I watched greedily as the Arab counted out forty dollars worth of dirhams in the stairwell of a dusty building. He rolled it into a tight little log, and I pocketed it before releasing my money. Neal and I scampered off before the unlucky Arab came to his senses, or his friends could arrive to mug us.

"Barf all over it," I yelled back over my shoulder as I sped out of the building. The correct pronunciation for "thank you" in the Moroccan dialect of Arabic was "barahlawfik," but I learned they were just as thrilled to hear "barf all over it."

Once away, we strode into the nearest cafe to celebrate our business acumen with espresso coffees all around. I peeled the first note off my tidy money roll, intending to announce to the waiter that we were starting a tab. Glancing at the next note on my roll, Neal and I felt as though a wall of bricks had toppled on us. The next note was a blank piece of paper. I frantically unraveled the roll to find a handful of white paper.

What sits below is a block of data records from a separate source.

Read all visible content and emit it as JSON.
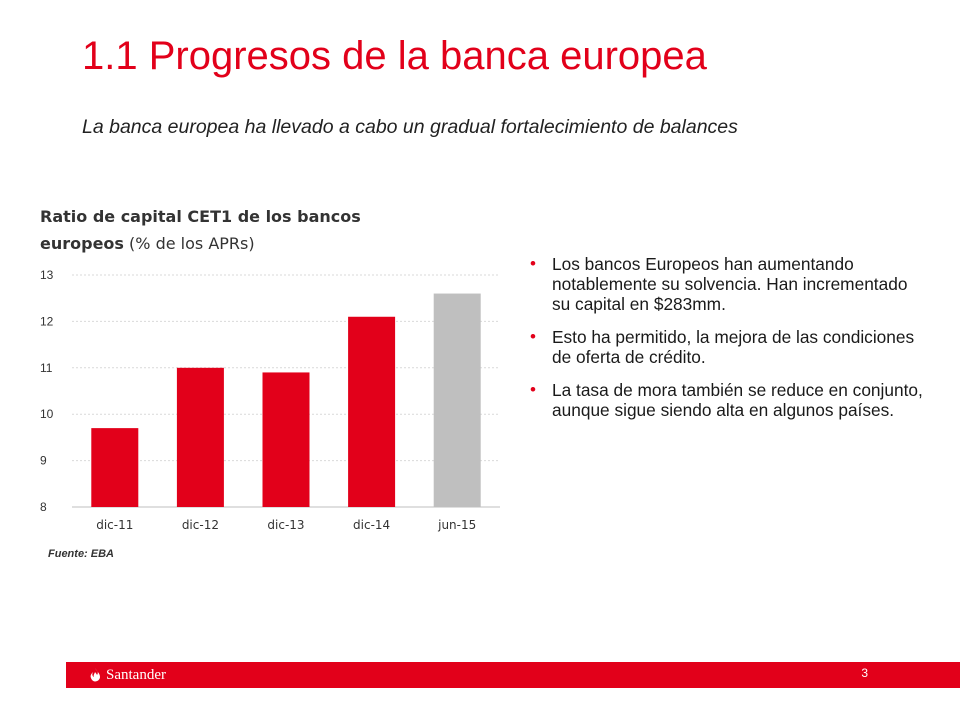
{
  "slide": {
    "title": "1.1 Progresos de la banca europea",
    "subtitle": "La banca europea ha llevado a cabo un gradual fortalecimiento de balances",
    "page_number": "3",
    "brand": "Santander",
    "colors": {
      "accent": "#e2001a",
      "bar": "#e2001a",
      "bar_highlight": "#bfbfbf"
    }
  },
  "chart_data": {
    "type": "bar",
    "title_bold_line1": "Ratio de capital CET1 de los bancos",
    "title_bold_line2": "europeos",
    "title_unit": "(% de los APRs)",
    "categories": [
      "dic-11",
      "dic-12",
      "dic-13",
      "dic-14",
      "jun-15"
    ],
    "values": [
      9.7,
      11.0,
      10.9,
      12.1,
      12.6
    ],
    "bar_colors": [
      "#e2001a",
      "#e2001a",
      "#e2001a",
      "#e2001a",
      "#bfbfbf"
    ],
    "ylim": [
      8,
      13
    ],
    "yticks": [
      8,
      9,
      10,
      11,
      12,
      13
    ],
    "grid": true,
    "source": "Fuente: EBA"
  },
  "bullets": [
    "Los bancos Europeos han aumentando notablemente su solvencia. Han incrementado su capital en $283mm.",
    "Esto ha permitido, la mejora de las condiciones de oferta de crédito.",
    "La tasa de mora también se reduce en conjunto, aunque sigue siendo alta en algunos países."
  ]
}
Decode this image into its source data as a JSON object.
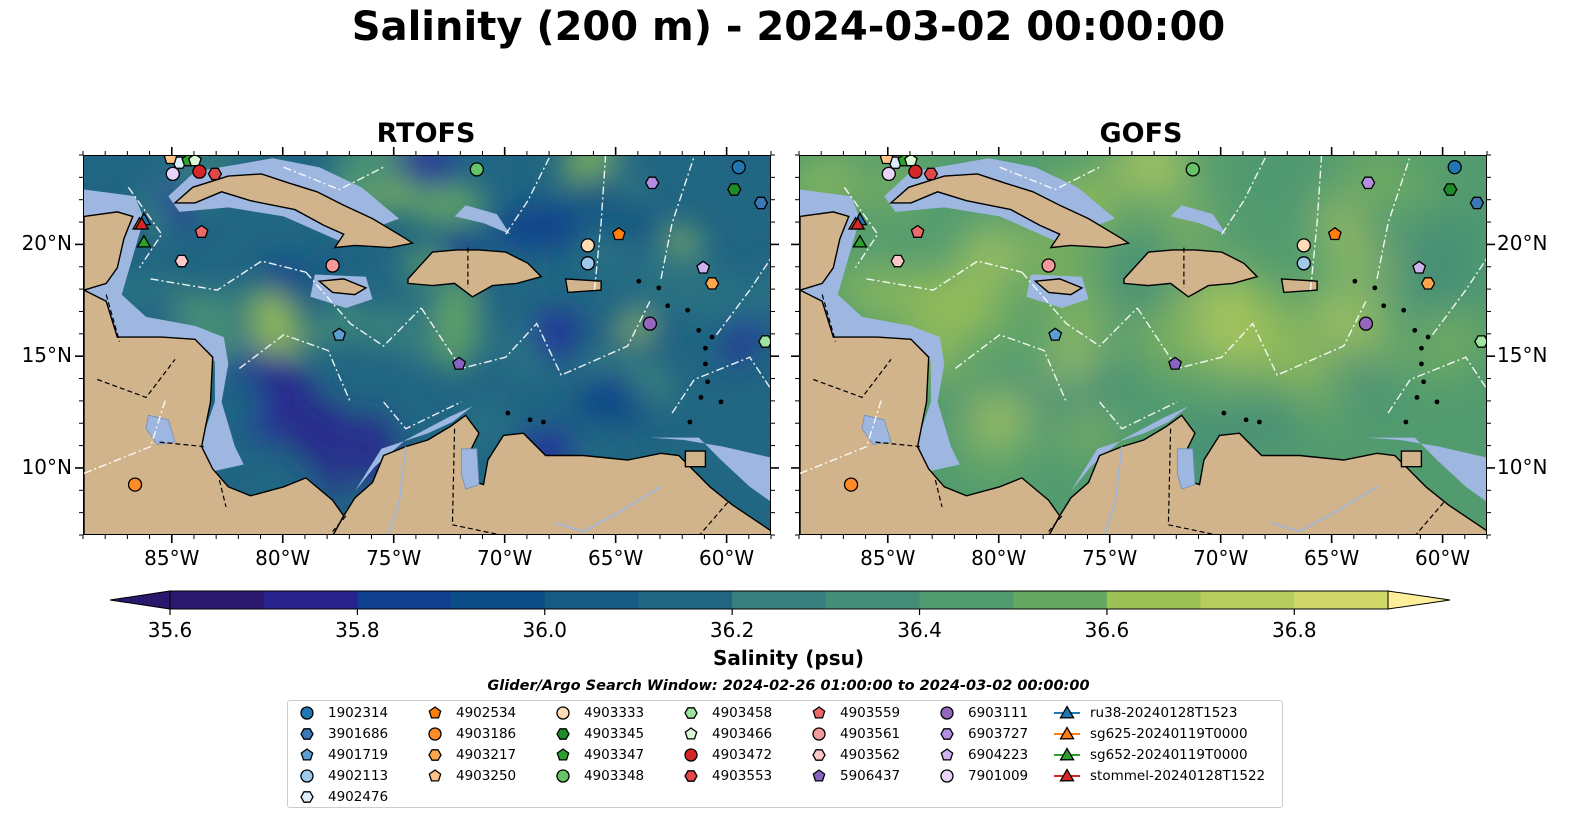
{
  "title": "Salinity (200 m) - 2024-03-02 00:00:00",
  "maps": [
    {
      "id": "rtofs",
      "title": "RTOFS"
    },
    {
      "id": "gofs",
      "title": "GOFS"
    }
  ],
  "axes": {
    "lon_labels": [
      "85°W",
      "80°W",
      "75°W",
      "70°W",
      "65°W",
      "60°W"
    ],
    "lat_labels": [
      "20°N",
      "15°N",
      "10°N"
    ],
    "lon_range": [
      -89,
      -58
    ],
    "lat_range": [
      7,
      24
    ]
  },
  "colorbar": {
    "label": "Salinity (psu)",
    "tick_labels": [
      "35.6",
      "35.8",
      "36.0",
      "36.2",
      "36.4",
      "36.6",
      "36.8"
    ],
    "range": [
      35.6,
      36.9
    ],
    "extend": "both",
    "colormap": "haline",
    "colors": [
      "#2a186c",
      "#29238e",
      "#24309e",
      "#0f3f8e",
      "#0d4d85",
      "#175a83",
      "#216683",
      "#2c7383",
      "#38807f",
      "#448e78",
      "#529b6f",
      "#66a863",
      "#81b45a",
      "#9cc156",
      "#b7cd5d",
      "#d2d96b",
      "#fdee99"
    ]
  },
  "colors": {
    "land": "#d2b48c",
    "shelf": "#9db7e0",
    "deep_pacific": "#2a186c"
  },
  "legend": {
    "caption": "Glider/Argo Search Window: 2024-02-26 01:00:00 to 2024-03-02 00:00:00",
    "items": [
      {
        "label": "1902314",
        "marker": "circle",
        "color": "#1f77b4"
      },
      {
        "label": "3901686",
        "marker": "hexagon",
        "color": "#3a78b6"
      },
      {
        "label": "4901719",
        "marker": "pentagon",
        "color": "#5b9fd0"
      },
      {
        "label": "4902113",
        "marker": "circle",
        "color": "#9ec9ea"
      },
      {
        "label": "4902476",
        "marker": "hexagon",
        "color": "#dbeefc"
      },
      {
        "label": "4902534",
        "marker": "pentagon",
        "color": "#ff7f0e"
      },
      {
        "label": "4903186",
        "marker": "circle",
        "color": "#ff8b2a"
      },
      {
        "label": "4903217",
        "marker": "hexagon",
        "color": "#ffa64d"
      },
      {
        "label": "4903250",
        "marker": "pentagon",
        "color": "#ffc38a"
      },
      {
        "label": "4903333",
        "marker": "circle",
        "color": "#ffdcb5"
      },
      {
        "label": "4903345",
        "marker": "hexagon",
        "color": "#1e8c2a"
      },
      {
        "label": "4903347",
        "marker": "pentagon",
        "color": "#2ca02c"
      },
      {
        "label": "4903348",
        "marker": "circle",
        "color": "#65c465"
      },
      {
        "label": "4903458",
        "marker": "hexagon",
        "color": "#9ee39e"
      },
      {
        "label": "4903466",
        "marker": "pentagon",
        "color": "#dcf9d6"
      },
      {
        "label": "4903472",
        "marker": "circle",
        "color": "#d62728"
      },
      {
        "label": "4903553",
        "marker": "hexagon",
        "color": "#e04848"
      },
      {
        "label": "4903559",
        "marker": "pentagon",
        "color": "#ee6a6a"
      },
      {
        "label": "4903561",
        "marker": "circle",
        "color": "#f59a9a"
      },
      {
        "label": "4903562",
        "marker": "hexagon",
        "color": "#fbc8c8"
      },
      {
        "label": "5906437",
        "marker": "pentagon",
        "color": "#8a63c2"
      },
      {
        "label": "6903111",
        "marker": "circle",
        "color": "#9467bd"
      },
      {
        "label": "6903727",
        "marker": "hexagon",
        "color": "#b48ee0"
      },
      {
        "label": "6904223",
        "marker": "pentagon",
        "color": "#cfb3ef"
      },
      {
        "label": "7901009",
        "marker": "circle",
        "color": "#e8d4fb"
      },
      {
        "label": "ru38-20240128T1523",
        "marker": "triangle-line",
        "color": "#1f77b4"
      },
      {
        "label": "sg625-20240119T0000",
        "marker": "triangle-line",
        "color": "#ff7f0e"
      },
      {
        "label": "sg652-20240119T0000",
        "marker": "triangle-line",
        "color": "#2ca02c"
      },
      {
        "label": "stommel-20240128T1522",
        "marker": "triangle-line",
        "color": "#d62728"
      }
    ]
  },
  "map_markers": [
    {
      "label": "1902314",
      "lon": -59.5,
      "lat": 23.5
    },
    {
      "label": "3901686",
      "lon": -58.5,
      "lat": 21.9
    },
    {
      "label": "4901719",
      "lon": -77.5,
      "lat": 16.0
    },
    {
      "label": "4902113",
      "lon": -66.3,
      "lat": 19.2
    },
    {
      "label": "4902476",
      "lon": -84.7,
      "lat": 23.7
    },
    {
      "label": "4902534",
      "lon": -64.9,
      "lat": 20.5
    },
    {
      "label": "4903186",
      "lon": -86.7,
      "lat": 9.3
    },
    {
      "label": "4903217",
      "lon": -60.7,
      "lat": 18.3
    },
    {
      "label": "4903250",
      "lon": -85.1,
      "lat": 23.9
    },
    {
      "label": "4903333",
      "lon": -66.3,
      "lat": 20.0
    },
    {
      "label": "4903345",
      "lon": -59.7,
      "lat": 22.5
    },
    {
      "label": "4903347",
      "lon": -84.3,
      "lat": 23.8
    },
    {
      "label": "4903348",
      "lon": -71.3,
      "lat": 23.4
    },
    {
      "label": "4903458",
      "lon": -58.3,
      "lat": 15.7
    },
    {
      "label": "4903466",
      "lon": -84.0,
      "lat": 23.8
    },
    {
      "label": "4903472",
      "lon": -83.8,
      "lat": 23.3
    },
    {
      "label": "4903553",
      "lon": -83.1,
      "lat": 23.2
    },
    {
      "label": "4903559",
      "lon": -83.7,
      "lat": 20.6
    },
    {
      "label": "4903561",
      "lon": -77.8,
      "lat": 19.1
    },
    {
      "label": "4903562",
      "lon": -84.6,
      "lat": 19.3
    },
    {
      "label": "5906437",
      "lon": -72.1,
      "lat": 14.7
    },
    {
      "label": "6903111",
      "lon": -63.5,
      "lat": 16.5
    },
    {
      "label": "6903727",
      "lon": -63.4,
      "lat": 22.8
    },
    {
      "label": "6904223",
      "lon": -61.1,
      "lat": 19.0
    },
    {
      "label": "7901009",
      "lon": -85.0,
      "lat": 23.2
    },
    {
      "label": "ru38-20240128T1523",
      "lon": -86.3,
      "lat": 21.1
    },
    {
      "label": "sg625-20240119T0000",
      "lon": -86.5,
      "lat": 20.9
    },
    {
      "label": "sg652-20240119T0000",
      "lon": -86.3,
      "lat": 20.1
    },
    {
      "label": "stommel-20240128T1522",
      "lon": -86.4,
      "lat": 20.9
    }
  ]
}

"The bastard must have switched the wad after he rolled it up," I gasped. "But, ... I never took my eyes off him."

"Magicians do it for a laugh," said Neal. "These guys do it for a profit."

I tried to rationalize how the money had gone for my education, but an angry knot stayed in my stomach for the rest of the day -- twenty bucks could have carried me for two weeks in Morocco.